Sin las varias islas de la América que pusieron término á su viaje precisamente á la altura en que se le prometia la India, su pérdida hubiese sido segura. En el paralelo que navegó no habría visto tierra sinó cerca de la China y esta, situada por Toscanelli á ciento veinte grados de Lisboa, distaba en verdad doscientos treinta grados. Así pues, aun suponiendo que los vientos y el mar le hubiesen sido propicios en un trayecto tan largo.—¿Donde hubiera podido proveerse y como subsistir por mas de dos meses, con falta absoluta de víveres?—Cuando se considera que Colon se engañó por ciento diez grados asombra tanto riesgo y que errores tan enormes hayan sido coronados de los mas felices sucesos.
En vano se ha dicho en disculpa de Toscanelli que sospechaba la existencia de un continente intermedio, ó al menos de una vasta isla entre la Europa y el Asia.
Pero de tal sospecha no se observa vestigio alguno en sus cartas, escluyendo por otra parte esta hipótesis, su única y absoluta longitud de ciento veinte grados. Ciertamente lo estravió la aparente simetria de su nuevo sistema; asi se comprende que despues de haber, con el testimonio de Polo, agregado cerca de ciento diez grados de longitud á la parte conocida de la tierra, debia llegar necesariamente á disminuir la misma longitud á la parte desconocida del Océano.
En este viaje habia sido Colon muy feliz; los vientos aliseos llevaron sus bajeles por un mar bonancible con deliciosa rapidez. Pero un fenómeno desconocido hasta entonces debía presentarse y dejar perplejo al Almirante. Como no era conocida la desviacion de la brújula ni se creia en otro Norte que en el Norte del Mundo, sin pensarse en la atraccion magnética que debia hacerse sentir al separarse de los paralelos septentrionales, el fenómeno tenía que ser alarmante é inesperado.

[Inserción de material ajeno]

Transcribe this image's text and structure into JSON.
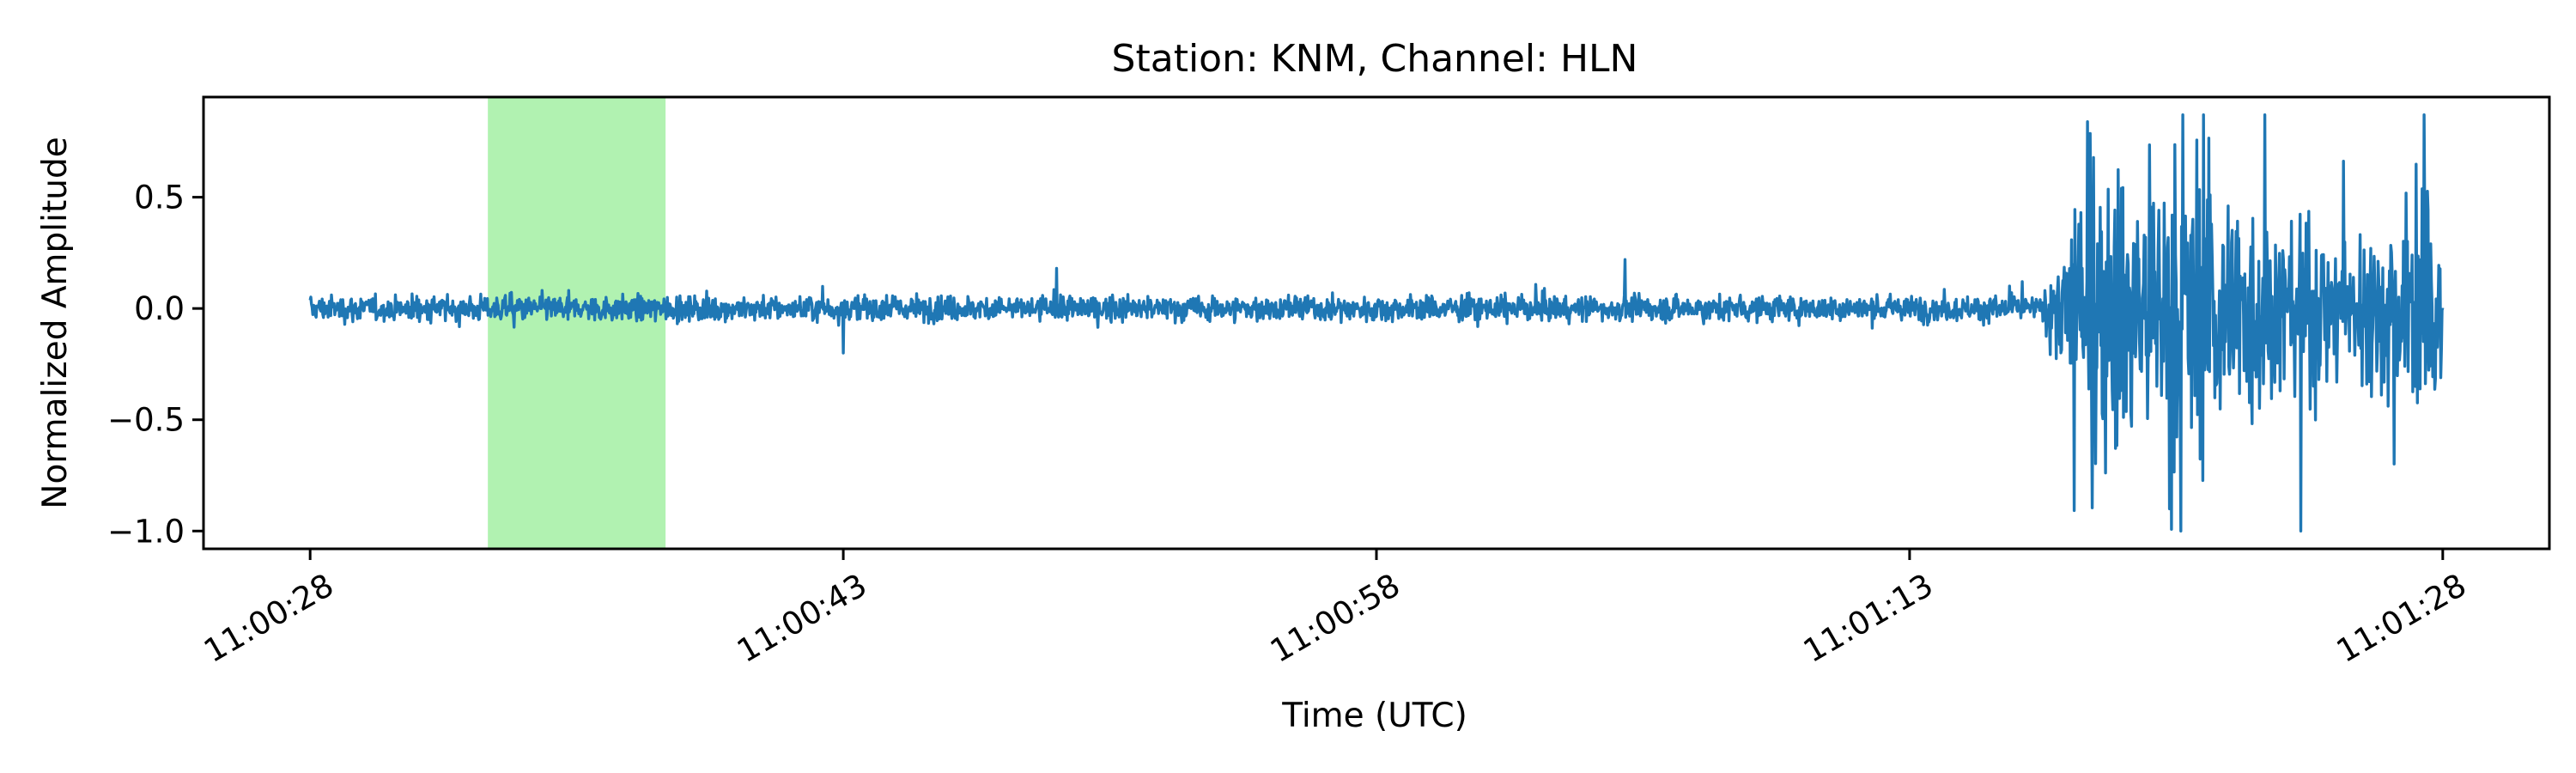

Los pilotos que iban en la expedicion ocurrieron al Almirante sobresaltados para que este les explicase la causa de lo que observaban. Hallábase él tan ignorante á este respecto como ellos, pero por no desconsolarlos les dió una explicacion sofística, como hizo Galileo la primer vez que fué consultado respecto á la presion atmosférica sobre la columna de agua.
No está el mérito de Colon en haber descubierto la América, pues jamas pensó él ni sus contemporáneos en la existencia de un nuevo continente.
Las tierras incognitas se suponian agregaciones del continente Asiático y nada nuevo se creía descubrir. Pisando ya la tierra Americana, hacía esfuerzos por reducirla á las informaciones de Marco Polo.
El mérito de Colon está en haberse puesto denodadamente al servicio de la ciencia tal cual se hallaba en aquellos tiempos, en haber aceptado de los sabios una teoría científica y en haberse lanzado á practicarla sin arredrarse ante la necesidad de surcar mares desconocidos y de alejarse de la tierra como nadie se habia alejado. Colon mas que la América ha descubierto el Océano; reveló el misterio de su camino y los mil viajeros que tras él se lanzaron y descubrieron mas tierra que él, no tienen tanto mérito, porque él abrió los horizontes que se creían impenetrables.